Autonomic dysfunction is common after spinal cord injury (SCI). There are currently limited tools to comprehensively characterize its deficits. While individual established autonomic tests have a long history and sound scientific background, translating these autonomic testing results to inform clinical understanding is a major barrier.
To assess a strategic battery of autonomic tests to characterize and act as a biomarker of autonomic regulation for individuals with SCI and to develop a novel graphical representation of these data to facilitate understanding of autonomic dysfunction after SCI.

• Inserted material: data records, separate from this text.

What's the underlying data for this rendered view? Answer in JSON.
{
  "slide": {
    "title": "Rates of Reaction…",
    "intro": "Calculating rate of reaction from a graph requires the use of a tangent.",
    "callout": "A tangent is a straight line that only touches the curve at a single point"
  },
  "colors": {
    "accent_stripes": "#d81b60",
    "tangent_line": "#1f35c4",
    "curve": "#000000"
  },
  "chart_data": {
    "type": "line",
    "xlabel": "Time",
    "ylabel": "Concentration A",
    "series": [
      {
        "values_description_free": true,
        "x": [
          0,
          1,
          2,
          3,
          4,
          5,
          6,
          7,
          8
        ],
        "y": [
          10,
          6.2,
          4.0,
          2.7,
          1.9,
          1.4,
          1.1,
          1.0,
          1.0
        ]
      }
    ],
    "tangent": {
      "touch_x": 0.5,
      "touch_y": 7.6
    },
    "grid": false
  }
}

We outline a battery of six laboratory autonomic tests that were curated to collectively describe the ability of individuals with SCI to inhibit and recruit sympathetic activity through the injured spinal cord. Heart rate/blood pressure variability, bolus phenylephrine, hand and foot cold pressor, Valsalva maneuver, and bladder pressor are herein described. Incorporating normative control data for 30 uninjured individuals completing this testing battery, we further demonstrate the utility of a composite biomarker, comparing these control results to 11 individuals with SCI.
Results demonstrate strong normality of data with testing psychometrics, suggesting stable reproducibility with repeat testing. Even in this preliminary sample of individuals with SCI, clear differences begin to emerge compared to uninjured norms. This illustrates the ability of this collective testing battery to characterize autonomic regulation after SCI. To aid in clinical translation, we further present a graphical representation, an autonomic phenotype, which serves as a snapshot of how normal or abnormal sympathetic inhibition and recruitment of activation may be after SCI.
Utilizing these autonomic phenotypes, three example cases of individuals with SCI highlight evidence of varied degrees of autonomically complete SCI. Together, this represents a key advancement in our understanding of autonomic function after SCI.